This means that a dark room will afford low levels of surprise if, and only if, the agent has been optimized by evolution (or neurodevelopment) to predict and inhabit it. Agents that predict rich stimulating environments will find the “dark room” surprising and will leave at the earliest opportunity. This would be a bit like arriving at the football match and finding the ground empty. Although the ambient sensory signals will have low entropy in the absence of any expectations (model), you will be surprised until you find a rational explanation or a new model (like turning up a day early). Notice that average surprise depends on, and only on, sensations and the model used to explain them. This means an agent can compare the surprise under different models and select the best model; thereby eluding any “circular explanation” for the sensations at hand.

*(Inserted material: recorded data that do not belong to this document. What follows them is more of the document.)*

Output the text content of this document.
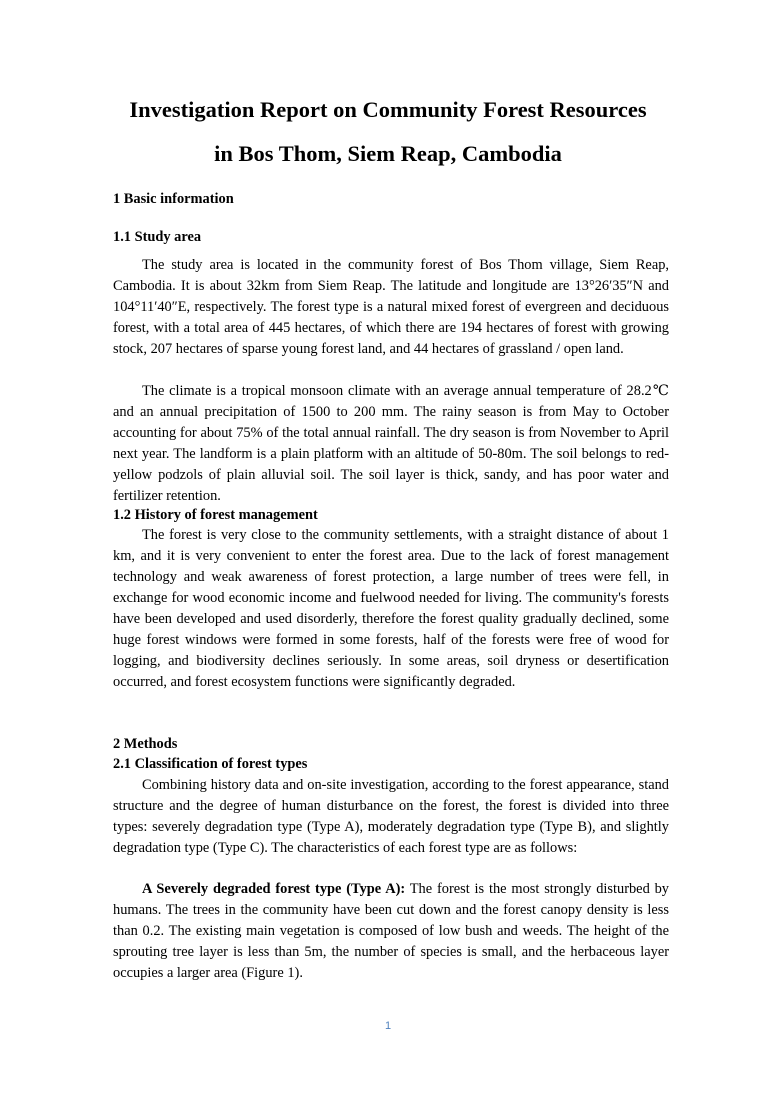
Investigation Report on Community Forest Resources
in Bos Thom, Siem Reap, Cambodia
1 Basic information
1.1 Study area

The study area is located in the community forest of Bos Thom village, Siem Reap, Cambodia. It is about 32km from Siem Reap. The latitude and longitude are 13°26′35″N and 104°11′40″E, respectively. The forest type is a natural mixed forest of evergreen and deciduous forest, with a total area of 445 hectares, of which there are 194 hectares of forest with growing stock, 207 hectares of sparse young forest land, and 44 hectares of grassland / open land.

The climate is a tropical monsoon climate with an average annual temperature of 28.2℃ and an annual precipitation of 1500 to 200 mm. The rainy season is from May to October accounting for about 75% of the total annual rainfall. The dry season is from November to April next year. The landform is a plain platform with an altitude of 50-80m. The soil belongs to red-yellow podzols of plain alluvial soil. The soil layer is thick, sandy, and has poor water and fertilizer retention.

1.2 History of forest management

The forest is very close to the community settlements, with a straight distance of about 1 km, and it is very convenient to enter the forest area. Due to the lack of forest management technology and weak awareness of forest protection, a large number of trees were fell, in exchange for wood economic income and fuelwood needed for living. The community's forests have been developed and used disorderly, therefore the forest quality gradually declined, some huge forest windows were formed in some forests, half of the forests were free of wood for logging, and biodiversity declines seriously. In some areas, soil dryness or desertification occurred, and forest ecosystem functions were significantly degraded.

2 Methods
2.1 Classification of forest types

Combining history data and on-site investigation, according to the forest appearance, stand structure and the degree of human disturbance on the forest, the forest is divided into three types: severely degradation type (Type A), moderately degradation type (Type B), and slightly degradation type (Type C). The characteristics of each forest type are as follows:

A Severely degraded forest type (Type A): The forest is the most strongly disturbed by humans. The trees in the community have been cut down and the forest canopy density is less than 0.2. The existing main vegetation is composed of low bush and weeds. The height of the sprouting tree layer is less than 5m, the number of species is small, and the herbaceous layer occupies a larger area (Figure 1).

1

We are born with a gene pattern that allows for learning. The basic pattern is to learn, and our survival mainly comes from this. We are able to get out of the dark room because of this. We are born curious and this allows us to keep on learning. We have an inner ability to keep looking for answers and not be satisfied with status quo.

I am sure there is an important lesson for us all here with the idea of the dark room and the indirect regulation. I could simply say – stay curious and keep on learning. Or I can have you come to that conclusion on your own. As famous Spanish philosopher, José Ortega y Gasset noted – He who wants to teach a truth should place us in the position to discover it ourselves.

I will finish with a great lesson from Ashby to explain the idea of the indirect regulation:

If a child wanted to discover the meanings of English words, and his father had only ten minutes available for instruction, the father would have two possible modes of action. One is to use the ten minutes in telling the child the meanings of as many words as can be described in that time. Clearly there is a limit to the number of words that can be so explained. This is the direct method. The indirect method is for the father to spend the ten minutes showing the child how to use a dictionary. At the end of the ten minutes the child is, in one sense, no better off; for not a single word has been added to his vocabulary. Nevertheless, the second method has a fundamental advantage; for in the future the number of words that the child can understand is no longer bounded by the limit imposed by the ten minutes. The reason is that if the information about meanings has to come through the father directly, it is limited to ten-minutes’ worth; in the indirect method the information comes partly through the father and partly through another channel (the dictionary) that the father’s ten-minute act has made available.

Please maintain social distance and wear masks. Stay safe and Always keep on learning…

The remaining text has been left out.